Once again, upbeat tracks dominate “MDNA.” The sole ballad, the droopy “Masterpiec­e,” comes from another source: the soundtrack to the Madonna-directed bomb of a film “W.E.” Better, Maddy has ditched that post“Evita”/post-elocution-lessons voice to sing again like either a snotty or an ironically innocent imp. In “Turn Up the Radio,” she sounds blissfully infantile. In “Girl Gone Wild,” she plays teen bad girl with nutty verisimili­tude.

It helps that the songs themselves have so much snap coursing through them. “I’m Addicted” and “Some Girls” have the dark disco élan of druggier dance club anthems — just the thing for your next trip into a K-hole. “I’m a Sinner” and “Superstar” show a Cee Lo-style love for ’60s Day-glo pop.
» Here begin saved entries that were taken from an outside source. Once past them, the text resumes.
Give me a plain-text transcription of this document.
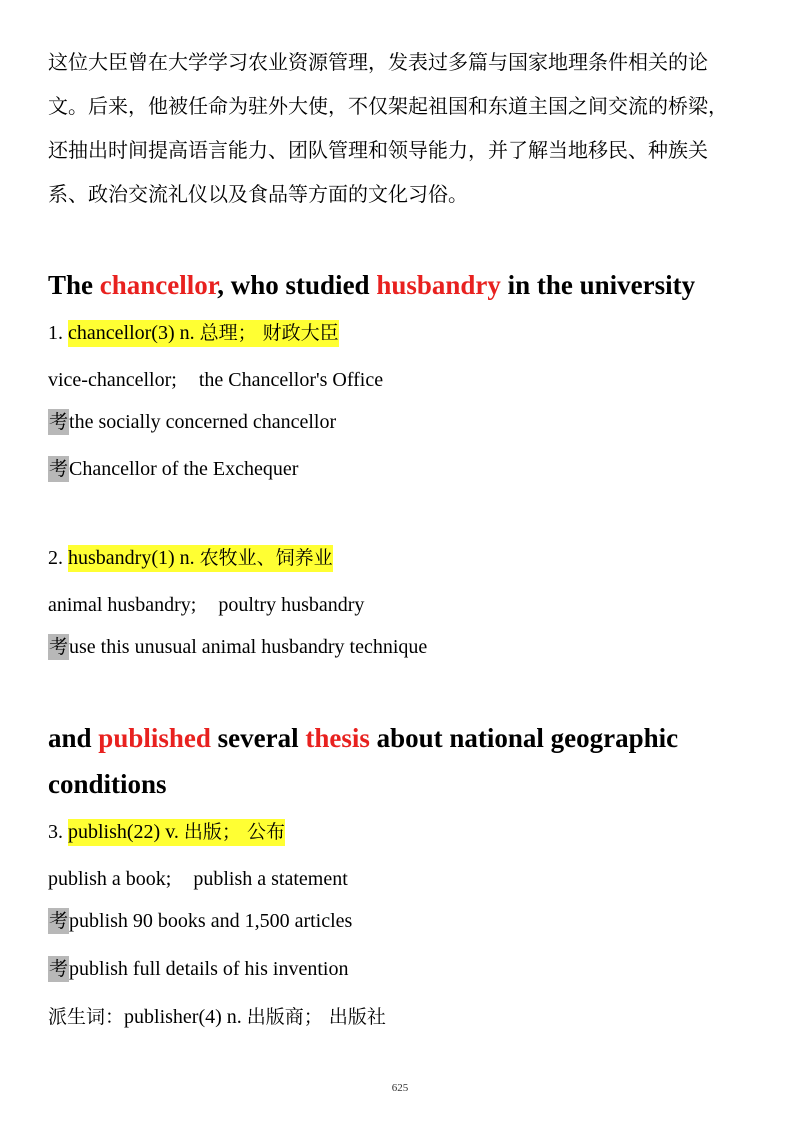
这位大臣曾在大学学习农业资源管理，发表过多篇与国家地理条件相关的论
文。后来，他被任命为驻外大使，不仅架起祖国和东道主国之间交流的桥梁，
还抽出时间提高语言能力、团队管理和领导能力，并了解当地移民、种族关
系、政治交流礼仪以及食品等方面的文化习俗。
The chancellor, who studied husbandry in the university
1. chancellor(3) n. 总理； 财政大臣
vice-chancellor; the Chancellor's Office
考the socially concerned chancellor
考Chancellor of the Exchequer
2. husbandry(1) n. 农牧业、饲养业
animal husbandry; poultry husbandry
考use this unusual animal husbandry technique
and published several thesis about national geographic
conditions
3. publish(22) v. 出版； 公布
publish a book; publish a statement
考publish 90 books and 1,500 articles
考publish full details of his invention
派生词：publisher(4) n. 出版商； 出版社
625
They rate among her zippiest songs ever.

So many good tracks crowd the disc, in fact, even the four extras on the deluxe version rate as must-owns. The dance songs that dominate aren’t pushing mainstream club music ahead, as Madonna did on albums like “Erotica” or “Ray of Light.” But they’re in step with the most pleasurabl­e tics and beats of now.

Some listeners will see the aftermath of Madonna’s divorce from Guy Ritchie reflected in the lyrics. But the four cuts that promise to be the most autobiogra­phical contradict each other. Two strike an apologetic or regretful tone (“Best Friend” and “I F--ed Up,” both in the deluxe version). The other pair turn vindictive (“I Don’t Give A,” and “Love Spent”). The only song that inescapabl­y mines Madonna’s life for material — “I Don’t Give A” — reads as too literal and, so, self-indulgent. Worse, it suffers from a draggy melody. The song gossip-lovers may most wish were about her ex — “Gang Bang,” in which she imagines not just gunning a boyfriend down but chasing him into hell to do it again — is a hoot. It’s also historic. It may be the world’s first murderball­ad-as-disco song.

Better, the piece references Cher’s zippy ’60s hit “Bang Bang (My Baby Shot Me Down).” Couple that with a reference to “The Beat Goes On” in “B-day Song,” plus Madonna’s queenly getup at this year’s Super Bowl, and it seems as if the star has, at last, fulfilled a goal many of us have long held for her: She’s becoming Cher.

Still, the album’s greater feat has a far more subversive, if not superhuman, dimension. It finds Madonna aging in the most nose-thumbing way possible — in reverse.